【元日経新聞記者】宮崎信行の国会傍聴記

政治ジャーナリスト宮崎信行、50代はドンドン書いていきます。

税調会長は藤井裕久財務相、峰崎直樹・財務副大臣が「事務局長」に 進む“菅外し”

2009年09月22日 06時46分24秒 | 第172特別会(2009年9月)鳩山政権発足


写真=藤井財務相(上)と、峰崎直樹財務副大臣(下)

 政府税制調査会の会長(税調会長)に藤井財務相がみずから就任し、“事務局長”に峰崎直樹・財務副大臣が就くそうです。きのう(21日)開かれた初の財務省政務三役会議で話し合われ、10月上旬に第1回会議が開かれるようです。新聞各紙、NHKが伝えています。

 民主党はマニフェストで党と政府の税調を一元化することを決めていますから、民主党税調は廃止され、藤井会長の下に税制改正の議論が集約されます。

 税調担当・財務副大臣になる峰崎直樹さんは北海道選出の参院議員、当選3回。1996年の第1次民主党(鳩菅民主党)結党メンバーの中で唯一今も民主党に残る参院議員です(このほか、簗瀬進さんが衆院→参院に院替え)。

 峰崎さんは今年度本予算を審議した参院予算委で筆頭理事として采配をふるったほか、かつて、財政金融委員長、地方行政委員長などを歴任。民主党では税調会長、ネクスト財務相、経済・財政担当などを務めました。

 一橋大学大学院の経済学修士から鉄鋼労連の事務局に入り、政策作りをする職員を務めていたそうです。その後、自治労北海道本部でも調査室長を務め、1992年の第16回参院選に出馬し、「社会党王国・北海道」で初当選しました。ですから、労組役員出身ではなく、シンクタンクのエコノミストに近い人です。

 例えば、農林中金に対する党の部門会議のヒアリングでは、「監査法人はどこですか?」と質問するなど、要点を簡潔にしっかりと聞いたり、話したりできる人で、ときに自慢話が長いことをのぞけば、民主党らしさにあふれた今までにないタイプの与党政治家・税調幹部として国民、官僚双方の支持を得られるのではないでしょうか。
 
 これまで政府の税調会長は大学教授、与党の税調会長は元閣僚の大物議員が分け合いました。毎年末の自民党本部ビルは「減税の継続を!」「増税に反対!」と書かれたプラカードを持った陳情客があふれ、それが権力の象徴とされました。税調会の総会では、若手議員が自分の支援団体のために「○○減税を継続してください!」と叫ぶためだけにマイクを奪いあいました。これが自民党税調の姿です。

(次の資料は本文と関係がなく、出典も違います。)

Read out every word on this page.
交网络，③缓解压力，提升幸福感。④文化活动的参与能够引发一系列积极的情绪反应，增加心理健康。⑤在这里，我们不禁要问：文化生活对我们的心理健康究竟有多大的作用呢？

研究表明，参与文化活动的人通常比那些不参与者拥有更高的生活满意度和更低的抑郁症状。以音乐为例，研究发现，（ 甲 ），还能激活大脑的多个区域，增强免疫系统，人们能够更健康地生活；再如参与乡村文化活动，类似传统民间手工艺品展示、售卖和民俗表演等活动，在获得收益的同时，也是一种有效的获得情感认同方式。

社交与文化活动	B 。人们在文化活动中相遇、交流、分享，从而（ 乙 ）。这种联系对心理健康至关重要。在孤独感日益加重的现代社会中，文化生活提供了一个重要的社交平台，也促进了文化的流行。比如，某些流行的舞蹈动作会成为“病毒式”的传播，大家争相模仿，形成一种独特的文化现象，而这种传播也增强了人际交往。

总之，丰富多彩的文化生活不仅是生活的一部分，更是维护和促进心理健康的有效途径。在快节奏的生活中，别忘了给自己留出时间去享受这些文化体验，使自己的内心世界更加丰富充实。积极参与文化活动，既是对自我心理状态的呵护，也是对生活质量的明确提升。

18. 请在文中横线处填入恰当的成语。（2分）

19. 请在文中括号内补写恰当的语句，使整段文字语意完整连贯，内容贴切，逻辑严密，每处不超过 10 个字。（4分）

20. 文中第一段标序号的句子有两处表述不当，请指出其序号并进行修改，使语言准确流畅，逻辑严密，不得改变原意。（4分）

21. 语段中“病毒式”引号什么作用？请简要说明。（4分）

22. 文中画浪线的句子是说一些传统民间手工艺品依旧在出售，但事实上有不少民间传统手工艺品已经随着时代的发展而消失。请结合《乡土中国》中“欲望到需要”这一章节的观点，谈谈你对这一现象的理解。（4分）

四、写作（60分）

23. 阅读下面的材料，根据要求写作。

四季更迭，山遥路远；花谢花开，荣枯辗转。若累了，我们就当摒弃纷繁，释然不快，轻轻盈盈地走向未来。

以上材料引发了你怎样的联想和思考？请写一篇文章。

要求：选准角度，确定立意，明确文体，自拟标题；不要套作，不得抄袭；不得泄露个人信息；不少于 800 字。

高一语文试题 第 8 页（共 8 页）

 77歳で欲のない藤井財務相の税調会長就任で、「税制論議の正常化」を期待したいです。

 新・税調は藤井会長、峰崎副大臣の下に各省の大臣政務官が参加することになります。ところで、我が国の税制は国税は財務省、地方税は総務省が企画することになっており、“50年戦争”と呼ばれるほどの激しい鍔迫り合いが両省で演じられてきました。税調メンバーとなる総務大臣政務官は重要ポストとなりますが、3人いる総務大臣政務官のうち、おそらく小川淳也さん(香川1区、当選2回、38歳)が総務省を代表して、出席するのではないでしょうか。

 一方、国家戦略室。菅副総理の古川元久室長、大塚耕平さんらは内閣府「副大臣」ですから、税調に参加できないことになります。おそらく国家戦略室からは、田村謙治・内閣府大臣政務官(静岡4区、当選3回、41歳)が担当になるのではないかと思いますが、古川、大塚両氏ら国家戦略室主要メンバーを意図的に外すねらいがある可能性もあります。

 このほか、東京新聞は「政府高官が国家戦略室への局への昇格法案は秋の臨時国会ではなく、来年の通常国会へ先送りする」という報道もしており、露骨な“菅外し”が起きているように思えます。現在の「政府高官」には、鳩山グループ(実現する会)のメンバーしかいないはずだし。やれやれ与党は大変です。一方、朝日1面には「現行3人の官房副長官を4人に増員、1人に国家戦略局長を兼務させ」 る法案を秋の臨時国会に提出する方針というまったく別の記事が出ていますが、記事の中には、「初代の国家戦略局長(官房副長官)には、菅直人国家戦略担当相を補佐する古川元久・内閣府副大臣(国家戦略担当)が想定されている」と書いてあり、おかしくて腹がよじれそうです。菅さん、落ち着いてください。